Adding a new SDK adapter

  1. New file under src/agentprdiff/adapters/.
  2. Pattern: @contextmanager def instrument_client(client, *, trace=None, prices=None, provider=None).
  3. Patch the bound method on the client instance, not module state.
  4. Restore on __exit__ even if the agent raised.
  5. Mirror the OpenAI adapter's _make_* helper split so sync + async share record-building logic.
  6. Add an instrument_tools re-export (the data model is SDK-agnostic; the existing helpers are reusable).
  7. Tests under tests/test_adapter_<provider>.py. Use a fake response object — don't depend on the real SDK at test time.

Adding a new reporter

Reporters take a RunReport and render it. Add to src/agentprdiff/reporters.py if it's general; ship it under src/agentprdiff/contrib/ otherwise.

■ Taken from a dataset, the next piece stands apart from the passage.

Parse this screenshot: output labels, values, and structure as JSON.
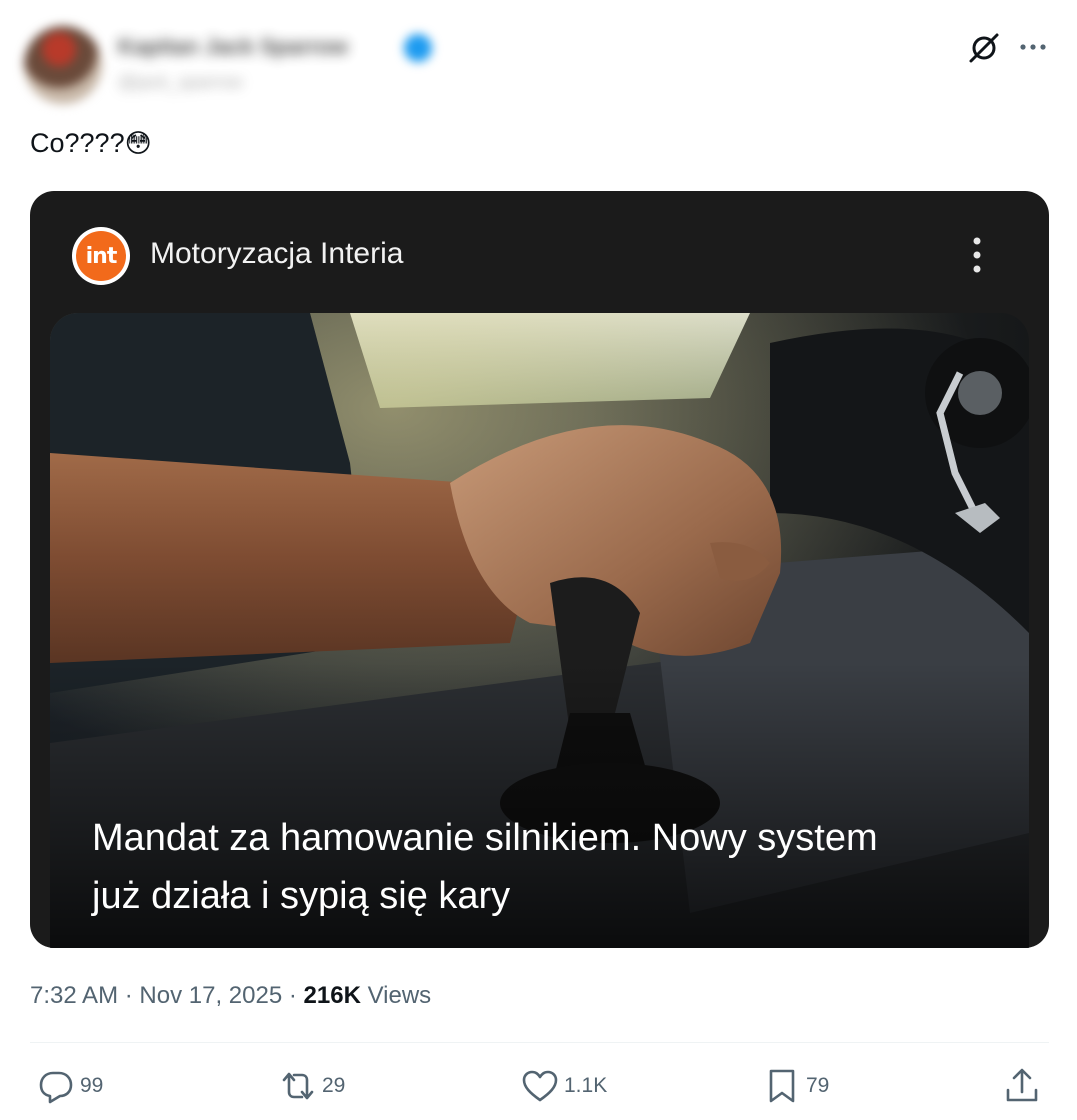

If the reporter wants a CLI flag (like --junit-out), add the option in src/agentprdiff/cli.py and route through the existing pattern (see --json-out).

PR checklist

  • Tests pass locally (pytest, ruff check, mypy).
  • Public API changes are reflected in src/agentprdiff/__init__.py and the README.
  • User-facing changes are noted in CHANGELOG.md under the next version.
  • New graders include at least one passing and one failing test case.
  • New CLI flags include --help text that survives a non-Click reading.

Code style

  • Black-compatible formatting; ruff is the linter.
  • Type hints on all public APIs (mypy --strict is not enforced; we use strict = false because pydantic + Click).
  • Prefer small, pure callables over classes.
  • Keep imports lazy at the module boundary for optional dependencies.
  • Docstrings on every public symbol; one-line summary plus a usage example when nontrivial.

Releasing (maintainers)

# bump version in pyproject.toml + src/agentprdiff/__init__.py
# add CHANGELOG entry
git tag v0.x.y && git push --tags
# GitHub Action publishes to PyPI on tag push

Code of conduct

Be kind. Disagreement is welcome; rudeness is not. PR feedback is about the code, not the person.